Title IX interpretation is shrouded in gray

May 9, 2009

Members of the UNI baseball team watch the action on the field during the Corridor Classic on April 28, 2009 at Veterans Memorial Stadium in Cedar Rapids. UNI won 9-3.  (Brian Ray/The Gazette)

Members of the UNI baseball team watch the action on the field during the Corridor Classic on April 28, 2009 at Veterans Memorial Stadium in Cedar Rapids. UNI won 9-3. (Brian Ray/The Gazette)

CEDAR FALLS — Interpreting Title IX is more gray than black and white for many college athletics departments.

Such is the case at Northern Iowa, where 57 percent of UNI’s students are female, but more than 61 percent of UNI’s student-athletes are male. That’s usually a red flag for advocates of Title IX, a federal law which prohibits sex discrimination in schools — and athletics departments — that receive federal funding.

Title IX was designed to offer male and female student-athletes equal treatment and opportunities. According to the National Women’s Law Center, equal opportunities are defined as “the percentages of male and female athletes are about the same as the percentages of male and female students at the school; that the school has a history and a continuing practice of expanding athletic opportunities for female students …” and “the school is fully meeting female athletes’ interests and abilities.”

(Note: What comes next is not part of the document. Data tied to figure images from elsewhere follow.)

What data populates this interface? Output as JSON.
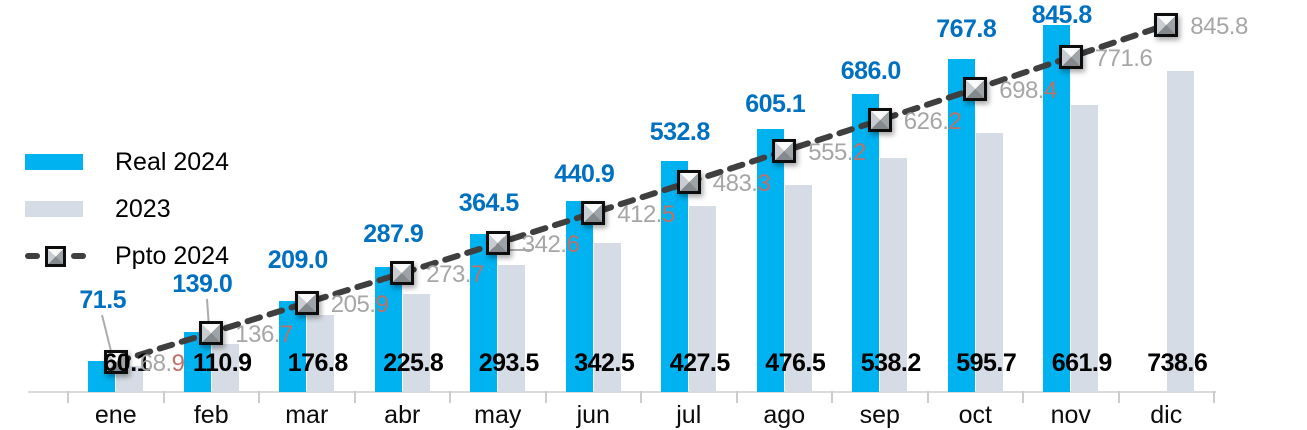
{
  "chart_data": {
    "type": "bar",
    "title": "",
    "xlabel": "",
    "ylabel": "",
    "categories": [
      "ene",
      "feb",
      "mar",
      "abr",
      "may",
      "jun",
      "jul",
      "ago",
      "sep",
      "oct",
      "nov",
      "dic"
    ],
    "series": [
      {
        "name": "Real 2024",
        "type": "bar",
        "color": "#00B2F0",
        "label_color": "#0070C0",
        "values": [
          71.5,
          139.0,
          209.0,
          287.9,
          364.5,
          440.9,
          532.8,
          605.1,
          686.0,
          767.8,
          845.8,
          null
        ]
      },
      {
        "name": "2023",
        "type": "bar",
        "color": "#D6DCE5",
        "label_color": "#000000",
        "values": [
          60.1,
          110.9,
          176.8,
          225.8,
          293.5,
          342.5,
          427.5,
          476.5,
          538.2,
          595.7,
          661.9,
          738.6
        ]
      },
      {
        "name": "Ppto 2024",
        "type": "line",
        "color": "#3F3F3F",
        "line_style": "dashed",
        "marker": "beveled-square",
        "label_color": "#A6A6A6",
        "label_decimal_color": "#BE7166",
        "values": [
          68.9,
          136.7,
          205.9,
          273.7,
          342.6,
          412.5,
          483.3,
          555.2,
          626.2,
          698.4,
          771.6,
          845.8
        ]
      }
    ],
    "ylim": [
      0,
      880
    ],
    "grid": false,
    "y_axis_visible": false,
    "legend_position": "left",
    "value_format": "one-decimal"
  }
}
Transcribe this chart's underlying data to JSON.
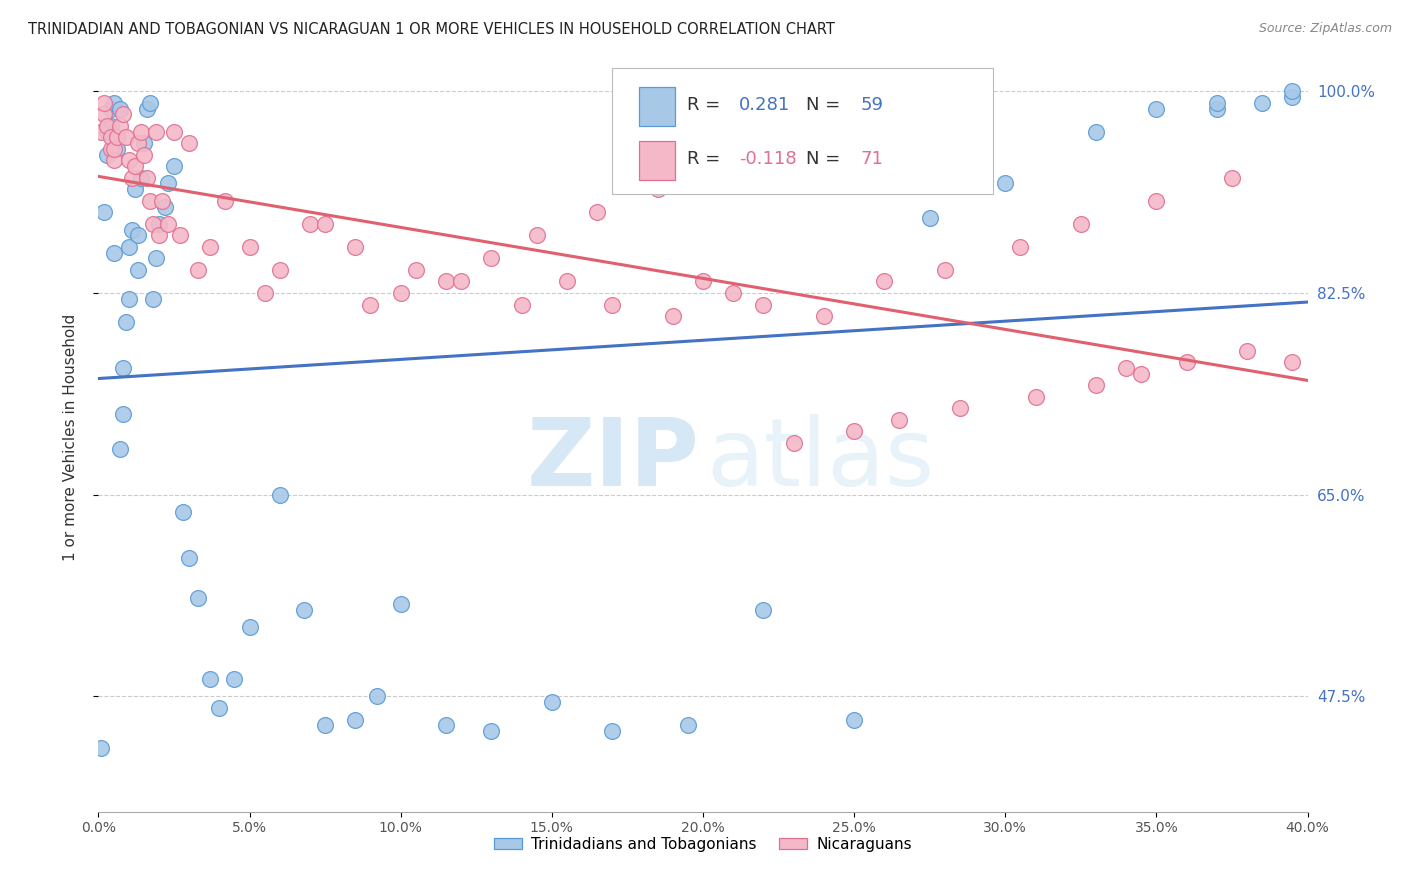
{
  "title": "TRINIDADIAN AND TOBAGONIAN VS NICARAGUAN 1 OR MORE VEHICLES IN HOUSEHOLD CORRELATION CHART",
  "source": "Source: ZipAtlas.com",
  "ylabel": "1 or more Vehicles in Household",
  "legend_label1": "Trinidadians and Tobagonians",
  "legend_label2": "Nicaraguans",
  "R1": 0.281,
  "N1": 59,
  "R2": -0.118,
  "N2": 71,
  "blue_color": "#A8C8E8",
  "blue_edge_color": "#5B9BD5",
  "pink_color": "#F4B8C8",
  "pink_edge_color": "#E07090",
  "blue_line_color": "#4472C4",
  "pink_line_color": "#E06070",
  "watermark_color": "#D6E8F5",
  "right_axis_color": "#4472C4",
  "x_min": 0.0,
  "x_max": 0.4,
  "y_min": 0.375,
  "y_max": 1.025,
  "y_ticks": [
    1.0,
    0.825,
    0.65,
    0.475
  ],
  "x_ticks": [
    0.0,
    0.05,
    0.1,
    0.15,
    0.2,
    0.25,
    0.3,
    0.35,
    0.4
  ],
  "blue_x": [
    0.001,
    0.002,
    0.003,
    0.003,
    0.004,
    0.004,
    0.005,
    0.005,
    0.006,
    0.007,
    0.007,
    0.008,
    0.008,
    0.009,
    0.01,
    0.01,
    0.011,
    0.012,
    0.013,
    0.013,
    0.014,
    0.015,
    0.016,
    0.017,
    0.018,
    0.019,
    0.02,
    0.022,
    0.023,
    0.025,
    0.028,
    0.03,
    0.033,
    0.037,
    0.04,
    0.045,
    0.05,
    0.06,
    0.068,
    0.075,
    0.085,
    0.092,
    0.1,
    0.115,
    0.13,
    0.15,
    0.17,
    0.195,
    0.22,
    0.25,
    0.275,
    0.3,
    0.33,
    0.35,
    0.37,
    0.385,
    0.395,
    0.37,
    0.395
  ],
  "blue_y": [
    0.43,
    0.895,
    0.945,
    0.965,
    0.97,
    0.985,
    0.99,
    0.86,
    0.95,
    0.985,
    0.69,
    0.72,
    0.76,
    0.8,
    0.82,
    0.865,
    0.88,
    0.915,
    0.845,
    0.875,
    0.925,
    0.955,
    0.985,
    0.99,
    0.82,
    0.855,
    0.885,
    0.9,
    0.92,
    0.935,
    0.635,
    0.595,
    0.56,
    0.49,
    0.465,
    0.49,
    0.535,
    0.65,
    0.55,
    0.45,
    0.455,
    0.475,
    0.555,
    0.45,
    0.445,
    0.47,
    0.445,
    0.45,
    0.55,
    0.455,
    0.89,
    0.92,
    0.965,
    0.985,
    0.985,
    0.99,
    0.995,
    0.99,
    1.0
  ],
  "pink_x": [
    0.001,
    0.002,
    0.002,
    0.003,
    0.004,
    0.004,
    0.005,
    0.005,
    0.006,
    0.007,
    0.008,
    0.009,
    0.01,
    0.011,
    0.012,
    0.013,
    0.014,
    0.015,
    0.016,
    0.017,
    0.018,
    0.019,
    0.02,
    0.021,
    0.023,
    0.025,
    0.027,
    0.03,
    0.033,
    0.037,
    0.042,
    0.05,
    0.06,
    0.07,
    0.085,
    0.1,
    0.115,
    0.13,
    0.145,
    0.165,
    0.185,
    0.2,
    0.22,
    0.24,
    0.26,
    0.28,
    0.305,
    0.325,
    0.35,
    0.375,
    0.055,
    0.075,
    0.09,
    0.105,
    0.12,
    0.14,
    0.155,
    0.17,
    0.19,
    0.21,
    0.23,
    0.25,
    0.265,
    0.285,
    0.31,
    0.33,
    0.345,
    0.36,
    0.38,
    0.34,
    0.395
  ],
  "pink_y": [
    0.965,
    0.98,
    0.99,
    0.97,
    0.95,
    0.96,
    0.94,
    0.95,
    0.96,
    0.97,
    0.98,
    0.96,
    0.94,
    0.925,
    0.935,
    0.955,
    0.965,
    0.945,
    0.925,
    0.905,
    0.885,
    0.965,
    0.875,
    0.905,
    0.885,
    0.965,
    0.875,
    0.955,
    0.845,
    0.865,
    0.905,
    0.865,
    0.845,
    0.885,
    0.865,
    0.825,
    0.835,
    0.855,
    0.875,
    0.895,
    0.915,
    0.835,
    0.815,
    0.805,
    0.835,
    0.845,
    0.865,
    0.885,
    0.905,
    0.925,
    0.825,
    0.885,
    0.815,
    0.845,
    0.835,
    0.815,
    0.835,
    0.815,
    0.805,
    0.825,
    0.695,
    0.705,
    0.715,
    0.725,
    0.735,
    0.745,
    0.755,
    0.765,
    0.775,
    0.76,
    0.765
  ]
}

Like most universities, UNI offers an interest survey to students to ensure it meets Title IX obligations. In 2005, UNI offered the survey to female students but only about 17 percent returned it. That puts the school in compliance but on shaky ground, UNI Athletics Director Troy Dannen said.

“Typically the way Northern Iowa has measured compliance is through a survey, and if you’re meeting the interests of the students, then you’re in compliance,” Dannen said. “Really, you’re not. It doesn’t make you any more in compliance; it just means there’s nobody on campus that really wants anything else from an opportunity standpoint.

“The true intent of Title IX was the proportionality, about plus or minus 5 percent.”

Dannen planned to alter the school’s Title IX makeup when he arrived on campus about a year ago. Some of those changes include managing roster sizes. The men’s track and field team boasted more than 100 members during the 2008 fiscal year. Although the track program offered only the NCAA maximum in scholarships, the program’s participants fit into the Title IX equation.

“Our men’s track and field numbers have doubled in the last three years,” Dannen said. “When you’re out of equity compliance, a male sport can’t be doubling its numbers. We have to manage those squad sizes.”

UNI currently offers 18 sports, which includes indoor/outdoor track and cross country, although those sports fall under the track umbrella. Citing a $600,000 reduction in university aid next year, UNI will drop baseball after this spring, which will help the school’s gender-equity numbers.

“(Title IX) didn’t influence the decision on baseball other than because we’re so far out of whack proportionally,” Dannen said. “When the funding was going to be there, women’s rugby has a place on campus. It’s a strong program, and what I said when I was introduced, the intent was to grow the women’s participation and given where we were headed financially before this big lop, we were headed on a path to be able to do that.”

Excluding a likely reduction in men’s track numbers next year, more than 56 percent of UNI’s athletics scholarships will go to men.

“We’re going to get those numbers back under control,” Dannen said. “The proportionality looks not at scholarship dollars, although that is a component. It really looks at opportunity to participate.”